Note: Sampling is not performed on Time Series experiments.

Driverless AI does not perform any type of data sampling unless the dataset is big or highly imbalanced (for improved accuracy). What is considered big is dependent on your accuracy setting and the statistical_threshold_data_size_large parameter in the config.toml or in the Expert Settings. You can see if the data will be sampled by viewing the Experiment Preview when you set up the experiment. In the experiment preview below, I can see that my data was sampled down to 5 million rows.

Experiment settings summary

If Driverless AI decides to sample the data based on these settings and the data size, then Driverless AI will perform the following types of sampling at the start of the experiment:

  • Random sampling for regression problems

  • Stratified sampling for classification problems

  • Imbalanced sampling for binary problems where the data is considered imbalanced

    • By default, imbalanced is defined as when the majority class is 5 times more common than the minority class. (This is also configurable.)

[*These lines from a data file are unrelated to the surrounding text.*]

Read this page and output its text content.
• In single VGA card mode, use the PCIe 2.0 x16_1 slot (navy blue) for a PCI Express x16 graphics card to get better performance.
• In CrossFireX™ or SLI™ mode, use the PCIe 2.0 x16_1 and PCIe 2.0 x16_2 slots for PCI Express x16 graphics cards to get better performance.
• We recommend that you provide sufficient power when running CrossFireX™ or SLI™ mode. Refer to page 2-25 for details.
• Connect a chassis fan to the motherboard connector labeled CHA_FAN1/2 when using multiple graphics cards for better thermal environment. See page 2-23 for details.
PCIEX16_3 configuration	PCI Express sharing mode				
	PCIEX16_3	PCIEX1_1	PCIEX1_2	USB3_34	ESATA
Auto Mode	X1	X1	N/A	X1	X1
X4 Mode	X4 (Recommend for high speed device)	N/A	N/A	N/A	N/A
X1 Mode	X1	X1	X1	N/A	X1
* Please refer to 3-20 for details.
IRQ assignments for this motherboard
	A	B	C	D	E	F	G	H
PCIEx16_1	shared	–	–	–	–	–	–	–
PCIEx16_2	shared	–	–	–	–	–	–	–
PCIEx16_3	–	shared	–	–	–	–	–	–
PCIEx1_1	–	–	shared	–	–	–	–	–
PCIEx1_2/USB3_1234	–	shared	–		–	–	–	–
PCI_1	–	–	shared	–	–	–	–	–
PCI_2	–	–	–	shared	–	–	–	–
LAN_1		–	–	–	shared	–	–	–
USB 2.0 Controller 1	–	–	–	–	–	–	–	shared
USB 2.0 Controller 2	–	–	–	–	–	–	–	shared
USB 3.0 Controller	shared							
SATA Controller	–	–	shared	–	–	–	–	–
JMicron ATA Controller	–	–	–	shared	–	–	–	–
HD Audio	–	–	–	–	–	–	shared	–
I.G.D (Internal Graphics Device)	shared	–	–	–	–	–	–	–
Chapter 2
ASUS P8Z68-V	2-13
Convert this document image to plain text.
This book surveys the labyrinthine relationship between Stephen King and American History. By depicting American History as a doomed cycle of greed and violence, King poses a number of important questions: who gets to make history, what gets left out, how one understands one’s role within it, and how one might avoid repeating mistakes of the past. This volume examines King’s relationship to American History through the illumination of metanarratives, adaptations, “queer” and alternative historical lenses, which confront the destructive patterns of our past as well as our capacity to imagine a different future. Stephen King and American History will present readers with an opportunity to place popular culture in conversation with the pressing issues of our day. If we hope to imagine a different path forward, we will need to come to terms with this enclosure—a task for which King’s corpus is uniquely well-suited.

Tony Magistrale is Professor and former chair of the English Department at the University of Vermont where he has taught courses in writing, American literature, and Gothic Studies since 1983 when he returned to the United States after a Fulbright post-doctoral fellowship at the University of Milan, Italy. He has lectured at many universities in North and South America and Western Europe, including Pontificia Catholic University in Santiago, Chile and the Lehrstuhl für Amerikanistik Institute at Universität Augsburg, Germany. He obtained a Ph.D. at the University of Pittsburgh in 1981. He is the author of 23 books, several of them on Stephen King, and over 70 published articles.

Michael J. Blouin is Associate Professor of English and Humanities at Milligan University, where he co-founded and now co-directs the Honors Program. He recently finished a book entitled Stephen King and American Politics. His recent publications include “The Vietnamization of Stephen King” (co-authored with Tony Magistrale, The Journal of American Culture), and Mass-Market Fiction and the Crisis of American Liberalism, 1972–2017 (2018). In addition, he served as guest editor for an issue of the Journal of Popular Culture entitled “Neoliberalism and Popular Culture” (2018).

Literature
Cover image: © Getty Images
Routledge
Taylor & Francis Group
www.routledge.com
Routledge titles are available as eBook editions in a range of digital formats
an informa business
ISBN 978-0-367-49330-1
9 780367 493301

With imbalanced sampling, there are multiple approaches:

  • Sample both classes as needed depending on the data (automatic)

  • Under-sample the majority class to reach class balance

  • Over-sample the minority class and under-sample the majority class, depending on data

  • Do not perform any sampling

When imbalanced sampling is enabled, sampling is usually performed with replacement, and repeated multiple times to improve accuracy (bagging). By default, the number of bags is automatically determined, but can be specified in expert settings.